4.2.5. Keeping CDC Information

The Redshift applier can keep the CDC data, that is, the raw CDC CSV data that is recorded and replicated during the loading process, rather than simply cleaning up the CDC files and deleting them. The CDC data can be useful if you want to be able to monitor data changes over time.

The process works as follows:

  1. Batch applier generates CSV files.

  2. Batch applier loads the CSV data into the staging tables.

  3. Batch applier loads the CSV data into the CDC tables.

  4. Staging data is merged with the base table data.

  5. Staging data is deleted.

Unlike the staging and base table information, the data in the CDC tables is kept forever, without removing any of the processed information.
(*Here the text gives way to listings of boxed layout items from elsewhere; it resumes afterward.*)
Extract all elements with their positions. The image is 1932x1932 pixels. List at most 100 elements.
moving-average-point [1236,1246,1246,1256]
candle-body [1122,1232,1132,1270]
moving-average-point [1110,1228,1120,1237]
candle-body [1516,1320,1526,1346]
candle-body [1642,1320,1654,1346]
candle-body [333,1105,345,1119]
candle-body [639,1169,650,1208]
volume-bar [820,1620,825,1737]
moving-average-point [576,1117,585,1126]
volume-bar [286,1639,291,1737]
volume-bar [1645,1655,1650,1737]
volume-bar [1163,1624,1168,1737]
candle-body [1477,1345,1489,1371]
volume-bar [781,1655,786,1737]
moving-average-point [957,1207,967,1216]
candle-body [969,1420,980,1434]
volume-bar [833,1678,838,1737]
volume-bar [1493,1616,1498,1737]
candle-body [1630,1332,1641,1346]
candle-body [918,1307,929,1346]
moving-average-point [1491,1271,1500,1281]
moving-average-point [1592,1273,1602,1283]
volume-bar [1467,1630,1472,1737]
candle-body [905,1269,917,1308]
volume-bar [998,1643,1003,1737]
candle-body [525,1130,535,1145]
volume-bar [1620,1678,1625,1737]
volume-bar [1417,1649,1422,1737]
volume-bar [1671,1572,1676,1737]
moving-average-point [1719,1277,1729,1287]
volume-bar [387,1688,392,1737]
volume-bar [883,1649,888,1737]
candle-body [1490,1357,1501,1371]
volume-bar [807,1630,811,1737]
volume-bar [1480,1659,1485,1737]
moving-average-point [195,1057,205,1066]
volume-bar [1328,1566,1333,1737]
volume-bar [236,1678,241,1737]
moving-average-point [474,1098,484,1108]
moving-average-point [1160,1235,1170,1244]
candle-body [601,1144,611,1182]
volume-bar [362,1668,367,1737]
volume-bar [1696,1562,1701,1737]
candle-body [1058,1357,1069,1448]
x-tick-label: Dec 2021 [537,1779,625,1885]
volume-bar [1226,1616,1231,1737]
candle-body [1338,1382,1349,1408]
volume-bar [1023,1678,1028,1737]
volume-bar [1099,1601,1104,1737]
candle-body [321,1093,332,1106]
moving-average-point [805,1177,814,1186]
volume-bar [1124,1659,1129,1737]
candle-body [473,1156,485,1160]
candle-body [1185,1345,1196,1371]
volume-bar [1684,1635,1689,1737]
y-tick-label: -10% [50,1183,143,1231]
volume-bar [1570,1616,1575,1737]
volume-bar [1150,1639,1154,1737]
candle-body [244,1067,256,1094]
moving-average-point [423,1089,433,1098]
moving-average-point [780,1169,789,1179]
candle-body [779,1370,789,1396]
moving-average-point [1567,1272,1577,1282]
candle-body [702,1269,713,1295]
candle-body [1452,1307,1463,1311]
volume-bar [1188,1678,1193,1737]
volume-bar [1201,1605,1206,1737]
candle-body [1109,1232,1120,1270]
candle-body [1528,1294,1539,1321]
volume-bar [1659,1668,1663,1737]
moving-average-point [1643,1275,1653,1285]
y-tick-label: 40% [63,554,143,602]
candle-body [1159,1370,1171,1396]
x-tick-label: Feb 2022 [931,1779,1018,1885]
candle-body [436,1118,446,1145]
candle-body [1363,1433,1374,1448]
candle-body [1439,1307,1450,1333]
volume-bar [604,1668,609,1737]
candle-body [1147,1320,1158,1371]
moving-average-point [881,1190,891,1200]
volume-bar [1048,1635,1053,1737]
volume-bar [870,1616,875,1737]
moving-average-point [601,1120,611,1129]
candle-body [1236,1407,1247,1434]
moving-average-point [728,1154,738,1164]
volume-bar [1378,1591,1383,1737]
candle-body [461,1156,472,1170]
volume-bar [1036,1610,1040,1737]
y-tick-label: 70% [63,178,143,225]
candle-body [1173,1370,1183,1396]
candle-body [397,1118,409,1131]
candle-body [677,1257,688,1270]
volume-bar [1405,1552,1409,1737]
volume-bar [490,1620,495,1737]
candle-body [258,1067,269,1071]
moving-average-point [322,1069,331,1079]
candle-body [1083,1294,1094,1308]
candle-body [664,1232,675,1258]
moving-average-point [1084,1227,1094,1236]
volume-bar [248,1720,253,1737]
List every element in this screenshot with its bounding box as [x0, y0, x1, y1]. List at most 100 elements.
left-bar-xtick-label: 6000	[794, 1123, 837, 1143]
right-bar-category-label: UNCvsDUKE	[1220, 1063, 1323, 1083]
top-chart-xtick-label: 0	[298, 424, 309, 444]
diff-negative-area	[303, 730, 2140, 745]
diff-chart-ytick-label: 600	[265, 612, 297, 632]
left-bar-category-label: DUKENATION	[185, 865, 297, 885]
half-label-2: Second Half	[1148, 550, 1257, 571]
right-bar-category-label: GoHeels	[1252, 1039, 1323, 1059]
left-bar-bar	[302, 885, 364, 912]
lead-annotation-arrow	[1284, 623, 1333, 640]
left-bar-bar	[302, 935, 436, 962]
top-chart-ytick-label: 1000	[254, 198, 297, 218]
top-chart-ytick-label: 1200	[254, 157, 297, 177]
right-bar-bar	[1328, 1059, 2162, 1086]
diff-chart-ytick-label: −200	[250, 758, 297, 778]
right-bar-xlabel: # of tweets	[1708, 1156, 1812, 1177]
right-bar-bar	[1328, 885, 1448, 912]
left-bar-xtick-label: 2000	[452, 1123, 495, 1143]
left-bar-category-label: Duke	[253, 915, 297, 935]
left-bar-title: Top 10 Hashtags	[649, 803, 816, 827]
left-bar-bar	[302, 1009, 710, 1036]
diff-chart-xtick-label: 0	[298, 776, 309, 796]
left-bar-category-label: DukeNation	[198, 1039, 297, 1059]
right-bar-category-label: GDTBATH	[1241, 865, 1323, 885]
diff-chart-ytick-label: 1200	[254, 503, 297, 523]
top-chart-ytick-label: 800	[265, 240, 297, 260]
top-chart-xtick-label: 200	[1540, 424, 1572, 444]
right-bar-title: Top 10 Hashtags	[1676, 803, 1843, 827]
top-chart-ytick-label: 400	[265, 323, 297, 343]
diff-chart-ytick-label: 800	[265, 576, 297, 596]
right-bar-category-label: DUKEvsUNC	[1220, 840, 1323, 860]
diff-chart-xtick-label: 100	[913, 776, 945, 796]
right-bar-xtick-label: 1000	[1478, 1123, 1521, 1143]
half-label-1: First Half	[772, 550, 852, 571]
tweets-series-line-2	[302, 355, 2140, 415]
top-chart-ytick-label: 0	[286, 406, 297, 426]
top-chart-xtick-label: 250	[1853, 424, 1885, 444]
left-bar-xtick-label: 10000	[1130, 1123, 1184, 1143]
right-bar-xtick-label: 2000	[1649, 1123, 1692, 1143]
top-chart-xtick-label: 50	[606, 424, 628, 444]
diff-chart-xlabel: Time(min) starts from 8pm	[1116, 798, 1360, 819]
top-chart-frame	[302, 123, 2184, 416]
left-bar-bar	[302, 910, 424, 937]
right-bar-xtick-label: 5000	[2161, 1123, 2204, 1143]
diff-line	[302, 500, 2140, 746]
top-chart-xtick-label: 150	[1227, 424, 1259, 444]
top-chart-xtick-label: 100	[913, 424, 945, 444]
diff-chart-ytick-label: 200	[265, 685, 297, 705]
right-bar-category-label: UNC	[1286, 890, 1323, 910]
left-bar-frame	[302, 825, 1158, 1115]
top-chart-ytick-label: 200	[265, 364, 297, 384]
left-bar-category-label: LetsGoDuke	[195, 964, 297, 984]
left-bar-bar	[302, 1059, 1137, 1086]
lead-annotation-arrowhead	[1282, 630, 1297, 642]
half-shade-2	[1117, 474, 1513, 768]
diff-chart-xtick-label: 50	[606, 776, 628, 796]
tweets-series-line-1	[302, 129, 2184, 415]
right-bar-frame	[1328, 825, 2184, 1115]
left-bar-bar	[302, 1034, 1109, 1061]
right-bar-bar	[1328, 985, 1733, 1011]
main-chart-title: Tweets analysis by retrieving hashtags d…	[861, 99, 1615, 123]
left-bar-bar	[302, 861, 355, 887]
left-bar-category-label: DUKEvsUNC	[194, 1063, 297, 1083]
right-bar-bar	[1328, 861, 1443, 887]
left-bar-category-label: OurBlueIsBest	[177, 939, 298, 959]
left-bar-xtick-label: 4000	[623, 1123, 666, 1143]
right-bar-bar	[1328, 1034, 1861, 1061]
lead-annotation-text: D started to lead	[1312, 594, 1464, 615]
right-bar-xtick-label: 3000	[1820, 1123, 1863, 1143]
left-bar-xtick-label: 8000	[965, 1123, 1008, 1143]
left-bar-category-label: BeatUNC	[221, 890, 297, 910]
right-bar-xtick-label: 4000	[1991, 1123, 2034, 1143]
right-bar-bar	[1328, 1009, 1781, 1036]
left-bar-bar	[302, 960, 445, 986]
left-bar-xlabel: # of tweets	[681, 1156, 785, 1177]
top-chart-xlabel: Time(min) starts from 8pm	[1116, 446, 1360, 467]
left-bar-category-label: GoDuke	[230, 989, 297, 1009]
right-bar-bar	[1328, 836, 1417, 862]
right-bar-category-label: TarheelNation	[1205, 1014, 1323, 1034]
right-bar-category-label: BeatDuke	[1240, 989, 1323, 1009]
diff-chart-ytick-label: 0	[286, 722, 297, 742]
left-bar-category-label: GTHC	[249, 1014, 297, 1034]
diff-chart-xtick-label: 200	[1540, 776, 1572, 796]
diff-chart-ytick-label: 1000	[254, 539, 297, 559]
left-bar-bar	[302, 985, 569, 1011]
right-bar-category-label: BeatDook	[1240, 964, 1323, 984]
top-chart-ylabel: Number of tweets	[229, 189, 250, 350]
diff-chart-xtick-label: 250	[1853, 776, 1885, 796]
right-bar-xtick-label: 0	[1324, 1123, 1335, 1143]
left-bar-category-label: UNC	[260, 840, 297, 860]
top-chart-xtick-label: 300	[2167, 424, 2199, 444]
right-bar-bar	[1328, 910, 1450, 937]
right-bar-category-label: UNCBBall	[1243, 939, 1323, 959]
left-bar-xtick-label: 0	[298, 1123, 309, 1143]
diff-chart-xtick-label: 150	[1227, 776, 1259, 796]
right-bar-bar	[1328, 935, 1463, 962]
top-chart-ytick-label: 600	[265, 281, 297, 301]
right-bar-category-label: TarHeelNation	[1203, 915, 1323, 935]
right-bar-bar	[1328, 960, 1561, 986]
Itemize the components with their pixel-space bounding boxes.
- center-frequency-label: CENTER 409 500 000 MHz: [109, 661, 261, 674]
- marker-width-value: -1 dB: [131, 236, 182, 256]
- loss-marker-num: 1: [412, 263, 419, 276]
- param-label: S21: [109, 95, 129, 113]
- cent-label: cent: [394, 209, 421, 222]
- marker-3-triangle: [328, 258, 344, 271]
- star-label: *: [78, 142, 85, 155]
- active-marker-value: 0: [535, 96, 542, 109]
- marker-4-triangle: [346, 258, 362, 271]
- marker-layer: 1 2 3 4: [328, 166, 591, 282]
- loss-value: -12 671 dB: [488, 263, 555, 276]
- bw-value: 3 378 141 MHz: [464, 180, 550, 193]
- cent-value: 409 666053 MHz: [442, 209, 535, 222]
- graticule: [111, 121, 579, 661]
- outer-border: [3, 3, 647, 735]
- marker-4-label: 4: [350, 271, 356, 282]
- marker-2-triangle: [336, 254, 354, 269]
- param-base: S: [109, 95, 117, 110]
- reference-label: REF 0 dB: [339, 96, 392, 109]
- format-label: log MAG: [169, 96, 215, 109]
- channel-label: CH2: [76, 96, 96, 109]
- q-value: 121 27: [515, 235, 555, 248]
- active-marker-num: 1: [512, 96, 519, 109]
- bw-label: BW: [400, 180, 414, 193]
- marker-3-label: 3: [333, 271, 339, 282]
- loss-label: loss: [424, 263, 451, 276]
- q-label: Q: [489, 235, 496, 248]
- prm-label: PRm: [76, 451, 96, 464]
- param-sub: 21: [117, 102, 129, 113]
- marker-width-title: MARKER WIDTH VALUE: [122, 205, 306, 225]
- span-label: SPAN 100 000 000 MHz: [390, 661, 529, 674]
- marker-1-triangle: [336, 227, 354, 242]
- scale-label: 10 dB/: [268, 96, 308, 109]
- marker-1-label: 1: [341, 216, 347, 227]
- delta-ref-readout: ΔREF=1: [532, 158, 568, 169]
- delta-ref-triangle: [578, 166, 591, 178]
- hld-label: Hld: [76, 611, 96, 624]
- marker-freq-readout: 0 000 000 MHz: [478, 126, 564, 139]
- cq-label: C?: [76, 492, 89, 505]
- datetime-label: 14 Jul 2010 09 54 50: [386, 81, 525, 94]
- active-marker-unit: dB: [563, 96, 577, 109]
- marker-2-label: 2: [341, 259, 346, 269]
Using this data you can report on change information over time for different data sets, or even recreate datasets at a specific time by using the change information.

To enable this feature:

  1. When creating the DDL for the staging and base tables, also create the table information for the CDC data for each table. The actual format of the information is the same as the staging table data, and can be created using ddlscan:

    shell> ddlscan -service my_red -db test \
        -template ddl-mysql-redshift-staging.vm \
        -opt renameSchema cdc_{schema} -opt renameTable {table}_cdc
  2. In the configuration file, s3-config-svc.json for each service, specify the name of the table to be used when storing the CDC information using the storeCDCIn field. This should specify the table template to be used, with the schema and table name being automatically replaced by the load script. The structure should match the structure used by ddlscan to define the CDC tables:

    {
      "awsS3Path" : "s3://your-bucket-for-redshift/redshift-test",
      "awsAccessKey" : "access-key-id",
      "awsSecretKey" : "secret-access-key",
      "storeCDCIn" : "cdc_{schema}.{table}_cdc"
    }
  3. Restart the replicator using replicator restart to update the configuration.